Neuren Pharmaceuticals announced that its Phase 2 clinical trials of NNZ-2591 in children with each of Phelan-McDermid syndrome (PMS) and Pitt Hopkins syndrome (PTHS) are open for enrolment. The first subjects are expected to enter the trials imminently at Rush University Medical Center in Chicago. The trials are being conducted in the United States under approved Investigational New Drug applications (INDs) with the US Food and Drug Administration.

Top-line results from each trial are anticipated for first half 2023. The open label Phase 2 trials will each enrol a single group of up to 20 children to examine safety, tolerability, pharmacokinetics and efficacy over 13 weeks of treatment with NNZ-2591. All subjects will receive NNZ-2591 as an oral liquid dose twice daily, with titration up to the target mg/kg dose during the first 6 weeks of treatment, subject to safety and tolerability.

The treatment period is preceded by 4 weeks of observation to thoroughly examine the baseline characteristics prior to treatment against which safety and efficacy will be assessed for each child. A follow-up assessment will be made 2 weeks after end of treatment. The primary outcome measures for each trial are safety and tolerability, including the incidence, severity and frequency of adverse events, as well as measures of standard pharmacokinetic parameters.
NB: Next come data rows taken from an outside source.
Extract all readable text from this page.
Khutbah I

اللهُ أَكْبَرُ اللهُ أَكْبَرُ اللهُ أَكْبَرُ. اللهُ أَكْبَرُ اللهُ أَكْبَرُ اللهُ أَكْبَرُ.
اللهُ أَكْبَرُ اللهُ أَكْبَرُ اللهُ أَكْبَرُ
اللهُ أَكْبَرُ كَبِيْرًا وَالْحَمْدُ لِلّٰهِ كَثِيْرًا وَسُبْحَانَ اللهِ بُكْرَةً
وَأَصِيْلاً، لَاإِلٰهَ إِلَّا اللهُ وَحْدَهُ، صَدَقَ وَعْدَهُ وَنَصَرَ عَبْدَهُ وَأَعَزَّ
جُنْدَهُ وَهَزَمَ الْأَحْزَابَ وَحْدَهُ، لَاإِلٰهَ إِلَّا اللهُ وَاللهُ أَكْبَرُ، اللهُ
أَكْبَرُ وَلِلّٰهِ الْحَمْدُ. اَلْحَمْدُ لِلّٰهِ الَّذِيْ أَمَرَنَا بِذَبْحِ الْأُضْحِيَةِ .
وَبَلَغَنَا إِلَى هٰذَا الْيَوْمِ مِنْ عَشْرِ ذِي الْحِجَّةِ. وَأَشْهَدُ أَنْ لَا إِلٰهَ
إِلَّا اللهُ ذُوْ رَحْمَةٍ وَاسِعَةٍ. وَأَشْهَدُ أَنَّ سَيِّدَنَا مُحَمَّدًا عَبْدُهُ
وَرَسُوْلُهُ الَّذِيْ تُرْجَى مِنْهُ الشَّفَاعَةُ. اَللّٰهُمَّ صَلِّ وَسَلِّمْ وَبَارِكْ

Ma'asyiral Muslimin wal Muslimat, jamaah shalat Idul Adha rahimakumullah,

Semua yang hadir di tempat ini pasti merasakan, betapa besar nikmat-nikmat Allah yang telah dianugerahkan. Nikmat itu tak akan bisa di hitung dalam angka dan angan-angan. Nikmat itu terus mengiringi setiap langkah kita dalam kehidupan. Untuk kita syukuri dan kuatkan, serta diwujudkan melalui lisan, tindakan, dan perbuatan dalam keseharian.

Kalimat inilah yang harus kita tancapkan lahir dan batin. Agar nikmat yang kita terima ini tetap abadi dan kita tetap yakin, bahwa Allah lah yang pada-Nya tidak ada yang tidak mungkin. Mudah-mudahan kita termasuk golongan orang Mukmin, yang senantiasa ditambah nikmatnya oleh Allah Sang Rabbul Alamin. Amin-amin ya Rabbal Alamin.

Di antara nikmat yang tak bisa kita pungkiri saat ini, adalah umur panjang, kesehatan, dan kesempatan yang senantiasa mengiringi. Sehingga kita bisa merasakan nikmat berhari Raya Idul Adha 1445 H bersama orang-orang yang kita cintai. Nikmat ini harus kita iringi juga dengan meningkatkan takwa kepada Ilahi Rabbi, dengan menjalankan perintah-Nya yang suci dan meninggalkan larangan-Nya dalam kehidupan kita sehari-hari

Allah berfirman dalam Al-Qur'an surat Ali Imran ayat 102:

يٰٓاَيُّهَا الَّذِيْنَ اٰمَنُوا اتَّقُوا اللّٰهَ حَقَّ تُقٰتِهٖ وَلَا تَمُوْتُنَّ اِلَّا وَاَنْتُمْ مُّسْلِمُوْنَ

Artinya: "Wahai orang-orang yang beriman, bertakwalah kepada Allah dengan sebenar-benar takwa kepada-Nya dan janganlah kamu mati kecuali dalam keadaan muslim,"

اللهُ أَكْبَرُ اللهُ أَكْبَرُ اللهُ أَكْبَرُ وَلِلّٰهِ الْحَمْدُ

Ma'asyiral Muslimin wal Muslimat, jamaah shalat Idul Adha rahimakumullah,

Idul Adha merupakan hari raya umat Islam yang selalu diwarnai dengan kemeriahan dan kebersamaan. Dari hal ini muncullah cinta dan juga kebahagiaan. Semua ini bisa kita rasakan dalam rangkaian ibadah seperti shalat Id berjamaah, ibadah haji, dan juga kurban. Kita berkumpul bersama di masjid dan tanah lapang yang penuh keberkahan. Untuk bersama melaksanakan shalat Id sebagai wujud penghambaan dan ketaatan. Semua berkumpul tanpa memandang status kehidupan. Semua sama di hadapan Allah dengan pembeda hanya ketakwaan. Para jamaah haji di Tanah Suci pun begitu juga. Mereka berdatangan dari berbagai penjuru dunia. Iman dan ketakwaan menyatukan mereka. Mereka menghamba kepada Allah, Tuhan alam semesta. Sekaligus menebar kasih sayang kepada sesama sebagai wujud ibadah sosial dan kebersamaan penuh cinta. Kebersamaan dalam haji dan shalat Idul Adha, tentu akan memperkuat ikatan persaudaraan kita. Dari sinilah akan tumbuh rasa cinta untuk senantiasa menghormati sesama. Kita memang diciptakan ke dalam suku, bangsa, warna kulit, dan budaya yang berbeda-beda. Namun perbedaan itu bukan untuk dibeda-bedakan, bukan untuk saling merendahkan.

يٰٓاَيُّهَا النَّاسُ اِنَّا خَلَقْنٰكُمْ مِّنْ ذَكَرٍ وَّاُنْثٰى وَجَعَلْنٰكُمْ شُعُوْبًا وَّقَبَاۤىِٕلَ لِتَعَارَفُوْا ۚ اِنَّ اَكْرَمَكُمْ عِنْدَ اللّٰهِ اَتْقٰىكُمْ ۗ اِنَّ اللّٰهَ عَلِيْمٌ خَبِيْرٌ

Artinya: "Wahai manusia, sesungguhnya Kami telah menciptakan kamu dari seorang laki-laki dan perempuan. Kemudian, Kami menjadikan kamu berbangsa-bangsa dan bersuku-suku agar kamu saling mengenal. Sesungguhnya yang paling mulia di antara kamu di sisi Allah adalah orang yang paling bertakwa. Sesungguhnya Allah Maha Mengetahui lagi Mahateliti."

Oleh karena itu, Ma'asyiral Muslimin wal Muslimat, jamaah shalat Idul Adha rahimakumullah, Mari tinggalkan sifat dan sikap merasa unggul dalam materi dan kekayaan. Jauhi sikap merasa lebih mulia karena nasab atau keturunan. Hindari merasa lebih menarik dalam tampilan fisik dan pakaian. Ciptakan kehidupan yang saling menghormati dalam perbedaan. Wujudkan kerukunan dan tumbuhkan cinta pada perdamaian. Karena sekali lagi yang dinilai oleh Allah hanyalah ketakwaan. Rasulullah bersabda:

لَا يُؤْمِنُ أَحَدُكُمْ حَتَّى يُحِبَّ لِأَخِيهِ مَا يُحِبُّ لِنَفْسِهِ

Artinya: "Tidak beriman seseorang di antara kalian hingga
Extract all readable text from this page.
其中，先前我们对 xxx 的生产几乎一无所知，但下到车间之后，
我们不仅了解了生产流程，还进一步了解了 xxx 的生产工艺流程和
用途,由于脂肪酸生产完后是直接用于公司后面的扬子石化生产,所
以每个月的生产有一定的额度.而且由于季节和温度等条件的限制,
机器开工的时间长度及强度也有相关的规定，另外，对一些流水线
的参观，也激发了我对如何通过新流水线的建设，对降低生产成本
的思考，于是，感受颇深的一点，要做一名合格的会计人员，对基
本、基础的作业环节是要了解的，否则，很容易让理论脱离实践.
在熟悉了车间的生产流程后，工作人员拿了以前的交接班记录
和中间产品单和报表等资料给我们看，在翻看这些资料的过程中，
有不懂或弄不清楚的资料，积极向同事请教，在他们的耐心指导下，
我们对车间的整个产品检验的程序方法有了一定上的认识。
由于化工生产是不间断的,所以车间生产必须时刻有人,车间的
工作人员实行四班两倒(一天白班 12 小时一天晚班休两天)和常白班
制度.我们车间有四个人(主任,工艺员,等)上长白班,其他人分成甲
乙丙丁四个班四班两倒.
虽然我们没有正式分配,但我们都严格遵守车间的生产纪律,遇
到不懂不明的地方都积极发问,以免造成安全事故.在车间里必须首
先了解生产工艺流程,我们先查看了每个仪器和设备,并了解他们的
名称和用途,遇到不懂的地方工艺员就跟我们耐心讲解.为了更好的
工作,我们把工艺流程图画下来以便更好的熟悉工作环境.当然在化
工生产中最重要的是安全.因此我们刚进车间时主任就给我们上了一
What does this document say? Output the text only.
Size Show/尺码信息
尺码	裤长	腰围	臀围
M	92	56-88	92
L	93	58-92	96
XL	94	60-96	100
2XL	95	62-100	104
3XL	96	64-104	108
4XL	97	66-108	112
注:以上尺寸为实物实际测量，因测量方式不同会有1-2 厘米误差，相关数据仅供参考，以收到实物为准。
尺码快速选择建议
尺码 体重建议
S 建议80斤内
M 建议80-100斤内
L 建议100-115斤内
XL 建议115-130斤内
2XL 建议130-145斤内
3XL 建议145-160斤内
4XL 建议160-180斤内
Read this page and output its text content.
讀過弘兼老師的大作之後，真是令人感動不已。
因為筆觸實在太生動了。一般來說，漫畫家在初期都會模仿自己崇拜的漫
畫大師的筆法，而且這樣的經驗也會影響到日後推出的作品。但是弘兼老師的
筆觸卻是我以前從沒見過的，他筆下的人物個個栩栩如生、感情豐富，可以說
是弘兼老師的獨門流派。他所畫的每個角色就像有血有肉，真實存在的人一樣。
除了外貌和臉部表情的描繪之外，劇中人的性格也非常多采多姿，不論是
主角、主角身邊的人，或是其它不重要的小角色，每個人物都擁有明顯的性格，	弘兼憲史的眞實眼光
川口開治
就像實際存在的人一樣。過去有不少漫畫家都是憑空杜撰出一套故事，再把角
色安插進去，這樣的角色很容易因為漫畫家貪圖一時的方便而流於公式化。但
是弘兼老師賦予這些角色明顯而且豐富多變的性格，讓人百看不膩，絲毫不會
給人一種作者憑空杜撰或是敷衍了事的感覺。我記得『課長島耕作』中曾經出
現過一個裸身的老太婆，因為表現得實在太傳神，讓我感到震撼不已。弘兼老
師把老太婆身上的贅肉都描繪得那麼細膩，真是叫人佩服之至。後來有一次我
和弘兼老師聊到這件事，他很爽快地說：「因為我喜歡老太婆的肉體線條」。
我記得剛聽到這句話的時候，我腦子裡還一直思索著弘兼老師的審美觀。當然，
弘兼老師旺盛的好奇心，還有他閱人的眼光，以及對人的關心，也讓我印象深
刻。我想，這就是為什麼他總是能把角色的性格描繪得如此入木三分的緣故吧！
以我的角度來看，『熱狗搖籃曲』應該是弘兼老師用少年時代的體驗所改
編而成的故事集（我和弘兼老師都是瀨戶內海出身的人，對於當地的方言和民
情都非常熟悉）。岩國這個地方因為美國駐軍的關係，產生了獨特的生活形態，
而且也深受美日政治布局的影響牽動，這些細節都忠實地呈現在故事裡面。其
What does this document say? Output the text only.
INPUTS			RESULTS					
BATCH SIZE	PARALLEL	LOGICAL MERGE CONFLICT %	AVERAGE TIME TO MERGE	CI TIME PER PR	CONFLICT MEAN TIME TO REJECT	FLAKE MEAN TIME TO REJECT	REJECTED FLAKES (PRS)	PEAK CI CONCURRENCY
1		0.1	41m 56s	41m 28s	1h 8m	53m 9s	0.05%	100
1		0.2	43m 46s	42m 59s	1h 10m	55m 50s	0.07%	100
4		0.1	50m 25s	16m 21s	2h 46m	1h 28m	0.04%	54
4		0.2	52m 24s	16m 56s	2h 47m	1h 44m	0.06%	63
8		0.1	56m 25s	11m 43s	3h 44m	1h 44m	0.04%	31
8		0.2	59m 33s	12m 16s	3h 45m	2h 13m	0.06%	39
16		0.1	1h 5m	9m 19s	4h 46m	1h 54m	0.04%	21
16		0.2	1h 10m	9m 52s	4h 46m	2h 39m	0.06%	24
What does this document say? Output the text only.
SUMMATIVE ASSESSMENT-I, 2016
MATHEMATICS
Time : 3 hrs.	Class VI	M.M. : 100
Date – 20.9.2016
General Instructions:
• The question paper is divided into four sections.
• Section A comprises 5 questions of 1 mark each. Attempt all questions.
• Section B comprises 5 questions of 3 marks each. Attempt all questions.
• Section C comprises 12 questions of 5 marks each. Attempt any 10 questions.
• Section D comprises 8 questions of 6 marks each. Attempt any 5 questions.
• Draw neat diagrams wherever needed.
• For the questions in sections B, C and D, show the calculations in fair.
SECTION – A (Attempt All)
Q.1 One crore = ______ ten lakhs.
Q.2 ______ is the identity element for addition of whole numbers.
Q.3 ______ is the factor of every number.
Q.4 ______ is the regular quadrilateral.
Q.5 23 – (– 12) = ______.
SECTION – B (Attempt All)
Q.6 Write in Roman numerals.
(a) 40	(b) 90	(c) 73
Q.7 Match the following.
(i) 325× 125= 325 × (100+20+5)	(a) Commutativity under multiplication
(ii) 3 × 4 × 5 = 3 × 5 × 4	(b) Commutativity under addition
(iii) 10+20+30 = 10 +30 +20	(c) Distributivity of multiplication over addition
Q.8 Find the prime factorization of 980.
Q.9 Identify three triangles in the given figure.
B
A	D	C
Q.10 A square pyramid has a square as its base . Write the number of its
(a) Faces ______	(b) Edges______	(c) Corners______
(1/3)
Secondary outcome measures include a range of exploratory efficacy measures for each syndrome, completed by clinicians and caregivers. Neuren also recently commenced a Phase 2 trial of NNZ-2591 in Angelman syndrome (AS). The overall aim of each of these Phase 2 trials is to generate information to inform the design of a subsequent registration trial.

In parallel with the Phase 2 trials, Neuren is also executing the foundational work to prepare for Phase 3 development across multiple indications. PMS and PTHS are serious neurological disorders affecting both males and females that emerge in early childhood and impact nearly every aspect of life, with no approved medicines. PMS is caused by a deletion or other change in the 22q13 region of chromosome 22, which includes the SHANK3 gene, or a mutation of the gene.

PMS is also known as 22q13 deletion syndrome. The SHANK3 gene codes for the shank3 protein, which supports the structure of synapses between nerve cells in the brain. It is estimated that between 1 in 8,000 and 1 in 15,000 people have PMS. The most common characteristics are intellectual disability, delayed or absent speech, symptoms of autism (approximately 75% are diagnosed with autism spectrum disorder), low muscle tone, motor delays, and epilepsy.

PTHS is a neurodevelopmental condition caused by the loss of one copy or a mutation of the TCF4 gene on chromosome 18. The incidence of PTHS has been estimated at between 1 in 34,000 and 1 in 41,000 people. Characteristics of PTHS are developmental delay with moderate-to-severe intellectual disability and behavioral differences, hyperventilation and/or breath-holding while awake, seizures, gastrointestinal issues, lack of speech, sleep disturbance, stereotypic hand movements and distinctive facial features.

Some individuals with PTHS are diagnosed with autism.